Alone in deep space, she wakes to find her crew dead, her ship failing, and a mysterious signal pulsing from a distant planet. Is she truly alone? In the unforgiving silence of deep space, a lone astronaut awakens—disoriented, alone, and haunted by fractured memories. The cryostasis pod that saved her life now feels like a coffin. The rest of the crew? Gone—victims of mysterious malfunctions that ravaged the ship. Only a glitchy, well-meaning robot remains to keep her company. Stranded 25 light-years from home in an alien solar system, the spaceship is falling apart. Doors hiss open without command, shadows flicker in the failing lights, and something in the ship’s stern—a colossal, energy-draining cargo hold—remains sealed, defying her attempts to uncover its secrets. But isolation might be the least of her fears. As sensors detect a pulsing signal from the rings of a distant gas giant, the question becomes chillingly What—or who—is out there? A tense, atmospheric journey through the void, Echoes in the Dark is gripping hard science fiction from million-selling author Joshua T. Calvert. Fans of Andy Weir, Arthur C. Clarke, and Peter Cawdron will be captivated by this tale of survival, mystery, and the eerie possibilities lurking in the dark reaches of space.
Author

Joshua T. Calvert has traveled the world—on foot, by Jeep, by bicycle, by motorcycle, and lots of other ways besides. As you might imagine, he's seen many things most people never see - including an Iranian prison cell, from the inside! In Kyrgyzstan, he fared slightly better, narrowly avoiding being kidnapped for ransom. Skydiver, scuba diver, martial artist, adventurer - his goal is to experience everything possible, and then make it real to you in his books. And he's made a good run of it so far: in the Philippines, he did police training on multiple types of firearms (despite being no fan of guns himself); dove in Asian waters among sharks and shipwrecks; and patrolled with Sumatran jungle rangers.
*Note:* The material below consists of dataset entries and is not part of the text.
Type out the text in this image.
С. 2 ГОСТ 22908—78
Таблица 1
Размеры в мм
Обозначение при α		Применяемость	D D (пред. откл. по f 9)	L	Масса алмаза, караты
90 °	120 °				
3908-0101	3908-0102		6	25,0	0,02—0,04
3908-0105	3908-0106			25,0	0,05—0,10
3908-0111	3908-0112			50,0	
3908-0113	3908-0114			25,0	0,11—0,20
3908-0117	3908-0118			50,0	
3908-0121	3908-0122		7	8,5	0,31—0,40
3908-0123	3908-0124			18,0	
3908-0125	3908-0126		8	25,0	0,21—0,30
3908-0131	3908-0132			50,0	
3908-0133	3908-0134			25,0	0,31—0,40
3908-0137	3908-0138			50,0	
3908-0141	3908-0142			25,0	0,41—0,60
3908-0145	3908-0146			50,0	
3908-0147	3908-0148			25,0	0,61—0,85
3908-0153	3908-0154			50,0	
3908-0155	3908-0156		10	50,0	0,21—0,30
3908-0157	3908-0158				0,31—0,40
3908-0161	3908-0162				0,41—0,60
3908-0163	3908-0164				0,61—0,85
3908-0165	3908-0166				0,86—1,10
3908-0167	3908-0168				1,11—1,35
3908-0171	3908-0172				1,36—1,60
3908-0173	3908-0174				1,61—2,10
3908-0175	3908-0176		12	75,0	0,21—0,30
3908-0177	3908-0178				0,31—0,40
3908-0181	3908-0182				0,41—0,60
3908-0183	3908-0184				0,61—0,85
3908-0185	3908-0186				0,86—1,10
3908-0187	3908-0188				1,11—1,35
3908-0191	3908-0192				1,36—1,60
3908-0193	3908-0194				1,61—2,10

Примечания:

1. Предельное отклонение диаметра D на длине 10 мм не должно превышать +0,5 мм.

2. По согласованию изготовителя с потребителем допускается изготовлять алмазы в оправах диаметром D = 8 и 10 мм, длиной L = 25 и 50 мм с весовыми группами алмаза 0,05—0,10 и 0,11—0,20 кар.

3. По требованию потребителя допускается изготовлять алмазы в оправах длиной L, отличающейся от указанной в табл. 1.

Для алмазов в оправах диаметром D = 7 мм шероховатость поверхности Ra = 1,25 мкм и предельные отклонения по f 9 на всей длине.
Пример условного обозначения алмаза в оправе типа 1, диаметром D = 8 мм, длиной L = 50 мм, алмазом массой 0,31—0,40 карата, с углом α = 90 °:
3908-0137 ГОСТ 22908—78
That's what defines Calvert's approach to method writing: pushing himself beyond his own limits, to experience first-hand what his characters experience, to make your immersion in his stories as deep as it can be. For Ganymede Rises, after a slight detour with some smugglers in the deserts of Uzbekistan and the steppes of Mongolia, he traveled by dogsled and snowshoe to the Arctic Circle to experience first-hand what it's like to be utterly isolated in the coldest place on Earth. For his book The Fossil, he sat with professional pilots in flight simulators for Airbus A320 and Boeing 737 aircraft to learn what it's like to fly a passenger jet. His latest adventure: a parabolic flight with European Space Agency astronauts, to experience zero-gravity. All so he can describe it to you, in his own words.